Cognitive dysfunction associated with type 1 diabetes (T1D) is closely linked to the accumulation of amyloid-beta (Aβ) oligomers. However, the role of microglia and their underlying molecular mechanisms in this process remain unclear. Triggering receptor expressed on myeloid cells 2 (TREM2), a microglial receptor critical for clearing neurotoxic Aβ and maintaining metabolic homeostasis, is dysfunctional in Alzheimer’s disease. Here, we investigated TREM2-mediated microglial dysfunction in diabetic neurodegeneration.

Purpose

To investigate the role of TREM2-mediated microglial dysfunction in Aβ clearance and cognitive impairment in T1D.

Basic procedures

A total of 204 male C57BL/6J mice, aged 6–8 weeks, were used in this study. We performed single-nucleus RNA sequencing (snRNA-seq) on 59,356 cells from the prefrontal cortex and hippocampus. Aβ pathology was evaluated by western blot, immunofluorescence and ELISA. TREM2 knockout mice and the murine microglial cell line BV2 were used to study the role of TREM2 in cognitive function and Aβ clearance.

Main findings

T1D mice exhibited progressive memory deficits and prefrontal Aβ oligomer accumulation (36–50 kDa), with region-specific microglial activation.

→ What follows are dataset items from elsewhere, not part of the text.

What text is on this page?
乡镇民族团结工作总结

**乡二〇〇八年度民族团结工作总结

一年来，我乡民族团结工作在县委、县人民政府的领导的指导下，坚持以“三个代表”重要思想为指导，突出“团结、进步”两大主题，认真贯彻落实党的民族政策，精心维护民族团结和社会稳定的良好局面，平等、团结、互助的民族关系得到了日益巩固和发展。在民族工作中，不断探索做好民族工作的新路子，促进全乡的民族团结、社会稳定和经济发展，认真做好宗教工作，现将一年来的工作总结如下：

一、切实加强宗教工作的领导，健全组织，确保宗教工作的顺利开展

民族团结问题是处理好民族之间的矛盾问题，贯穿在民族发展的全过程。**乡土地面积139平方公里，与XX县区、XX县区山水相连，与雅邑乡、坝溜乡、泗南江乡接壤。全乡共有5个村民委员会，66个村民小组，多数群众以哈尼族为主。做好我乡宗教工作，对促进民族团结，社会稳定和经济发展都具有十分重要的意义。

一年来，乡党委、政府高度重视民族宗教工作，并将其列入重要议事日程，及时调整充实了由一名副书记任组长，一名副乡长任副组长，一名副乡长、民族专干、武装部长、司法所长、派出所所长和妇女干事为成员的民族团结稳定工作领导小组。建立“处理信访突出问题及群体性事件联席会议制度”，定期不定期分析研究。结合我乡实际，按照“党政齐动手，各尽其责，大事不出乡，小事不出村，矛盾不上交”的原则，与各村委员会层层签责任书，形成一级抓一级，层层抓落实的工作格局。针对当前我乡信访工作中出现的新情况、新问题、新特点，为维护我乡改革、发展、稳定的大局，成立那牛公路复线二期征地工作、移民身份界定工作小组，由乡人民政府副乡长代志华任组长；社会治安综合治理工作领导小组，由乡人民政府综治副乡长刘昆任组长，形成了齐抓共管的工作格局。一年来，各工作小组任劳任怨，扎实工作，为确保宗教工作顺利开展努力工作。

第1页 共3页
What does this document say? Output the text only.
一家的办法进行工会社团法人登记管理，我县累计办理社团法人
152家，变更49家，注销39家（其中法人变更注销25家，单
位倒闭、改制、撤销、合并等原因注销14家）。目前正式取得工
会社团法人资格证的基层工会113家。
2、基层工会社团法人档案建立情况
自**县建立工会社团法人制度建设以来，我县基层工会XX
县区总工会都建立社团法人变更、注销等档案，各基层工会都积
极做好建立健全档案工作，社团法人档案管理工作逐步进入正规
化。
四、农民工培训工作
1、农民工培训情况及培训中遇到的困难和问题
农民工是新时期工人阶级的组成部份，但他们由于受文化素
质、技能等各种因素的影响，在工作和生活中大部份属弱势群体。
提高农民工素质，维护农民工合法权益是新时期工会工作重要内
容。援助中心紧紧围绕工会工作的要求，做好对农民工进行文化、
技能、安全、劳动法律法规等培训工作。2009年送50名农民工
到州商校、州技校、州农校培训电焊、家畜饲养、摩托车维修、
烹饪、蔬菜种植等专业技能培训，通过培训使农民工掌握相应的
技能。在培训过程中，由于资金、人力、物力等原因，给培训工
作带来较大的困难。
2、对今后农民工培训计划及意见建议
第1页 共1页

SnRNA-seq identified ten microglial subpopulations, with Trem2-enriched clusters (M1/M2/M3/M5) showing impaired phagocytosis and metabolic dysregulation. TREM2 knockout exacerbated cognitive deficits and Aβ accumulation in T1D mice. Mechanistically, TREM2 regulated microglial migration, phagocytosis of Aβ oligomers, and mitochondrial integrity under high-glucose conditions, potentially via the mTOR signaling pathway.

Principle conclusions

These findings establish TREM2 as a critical regulator of microglial Aβ clearance in T1D, operating mitochondrial and phagocytic programs via mTOR and highlighting its therapeutic potential for diabetic neurodegeneration.